Furthermore, what happens if $R = \mathbb{Z}_2$ and $M$ is commutative and idempotent?
My thought for the latter case is that $\varphi\psi : m \mapsto \varphi(m)\psi(m)$.
If $M$ is commutative, then $ln=m$ if and only if $nl=m$ for any $l,n,m\in M$. Since $R$ is also commutative, we have $\phi\psi(m)=\sum_{ln=m}\phi(l)\psi(n)=\sum_{ln=m}\psi(n)\phi(l)=\sum_{nl=m}\psi(n)\phi(l)=\psi\phi(m)$, so $R[M]$ is commutative, too.

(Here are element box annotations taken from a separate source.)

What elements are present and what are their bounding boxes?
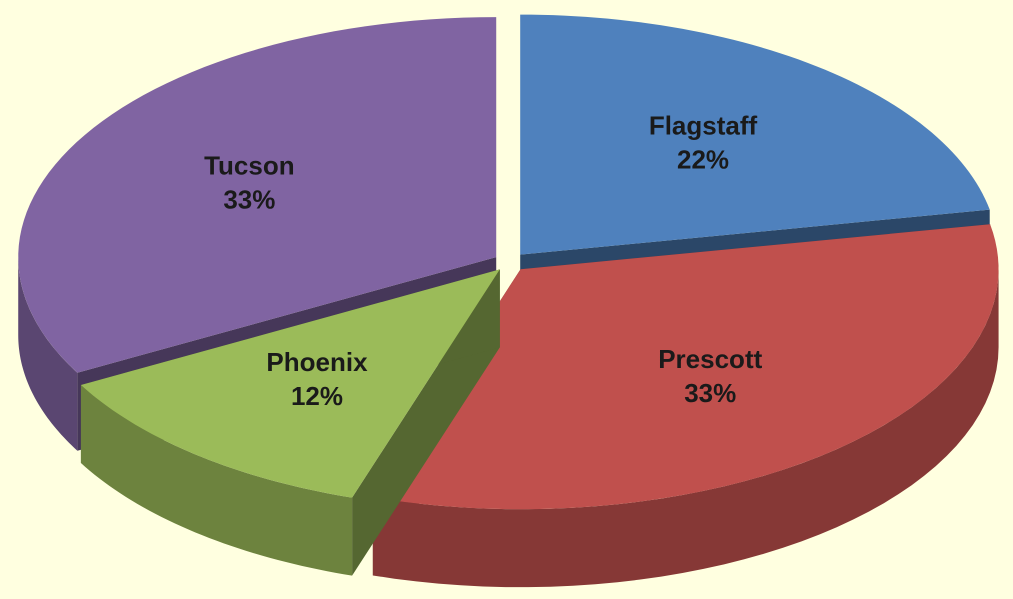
slice-wall xyxy=(18,257,78,451)
slice-value-label: 33% xyxy=(684,378,736,408)
slice xyxy=(80,269,500,498)
slice xyxy=(372,224,999,510)
slice xyxy=(18,17,497,373)
slice-label: Tucson xyxy=(204,151,295,181)
slice-value-label: 12% xyxy=(291,381,343,411)
slice-label: Phoenix xyxy=(266,347,368,377)
slice-wall xyxy=(80,385,353,576)
slice xyxy=(520,14,990,255)
slice-value-label: 33% xyxy=(223,185,275,215)
slice-label: Flagstaff xyxy=(649,111,758,141)
slice-value-label: 22% xyxy=(677,145,729,175)
slice-wall xyxy=(372,269,999,588)
slice-label: Prescott xyxy=(658,344,762,374)
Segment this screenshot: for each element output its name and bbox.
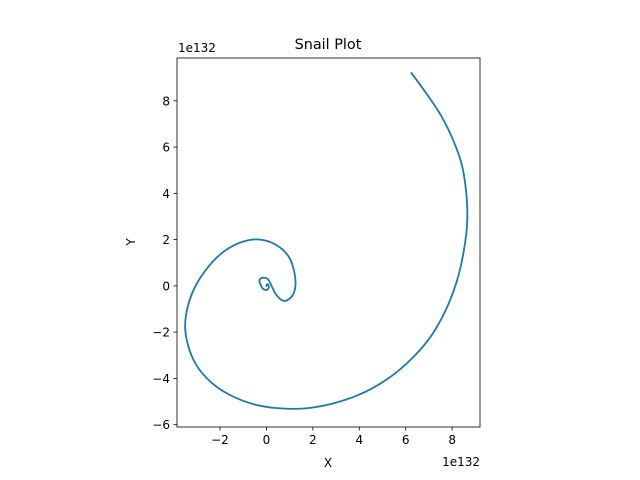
x-axis-label: X bbox=[324, 456, 332, 470]
x-tick-label: 6 bbox=[402, 433, 410, 447]
x-tick-label: 0 bbox=[263, 433, 271, 447]
plot-layer: −2 0 2 4 6 8 −6 −4 −2 0 2 4 6 8 bbox=[152, 71, 469, 447]
y-tick-label: 0 bbox=[162, 279, 170, 293]
x-tick-label: 8 bbox=[448, 433, 456, 447]
x-tick-label: 4 bbox=[355, 433, 363, 447]
y-offset-label: 1e132 bbox=[178, 41, 216, 55]
y-axis-label: Y bbox=[124, 238, 138, 247]
x-tick-label: 2 bbox=[309, 433, 317, 447]
plot-frame bbox=[176, 57, 481, 428]
y-tick-label: −4 bbox=[152, 372, 170, 386]
x-offset-label: 1e132 bbox=[442, 455, 480, 469]
y-tick-label: 8 bbox=[162, 94, 170, 108]
y-tick-label: 2 bbox=[162, 233, 170, 247]
y-tick-label: 4 bbox=[162, 187, 170, 201]
x-tick-label: −2 bbox=[211, 433, 229, 447]
y-tick-label: 6 bbox=[162, 141, 170, 155]
snail-curve-line bbox=[184, 71, 469, 410]
y-tick-label: −6 bbox=[152, 418, 170, 432]
chart-title: Snail Plot bbox=[295, 37, 362, 53]
y-tick-label: −2 bbox=[152, 326, 170, 340]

If $R=\mathbb{Z}_{2}$ and $M$ is a commutative, idempotent monoid, then $R[M]$ is commutative and idempotent, too. Commutativity we have already shown. Let $\leq$ be an arbitrary total ordering on $M$. Then for any $\phi$ and any $m$ in $M$ we have \begin{align}\phi \phi(m)&=\sum_{l<n,ln=m}(\phi(l)\phi(n)+\phi(n)\phi(l))+\sum_{ll=m}\phi(l)\phi(l)\\ &=\sum_{l<n,ln=m}2\phi(l)\phi(n)+\sum_{ll=m}\phi(l)^{2}.\end{align} Since $R=\mathbb{Z}_{2}$, all terms in the first sum are $0$ and $\phi(l)^{2}=\phi(l)$. Since $M$ is idempotent, the only $l$ with $ll=m$ is $m$ itself, so we have shown $\phi\phi(m)=\phi(m)$.
Maybe one can say even more, but I don't see what or how at the moment.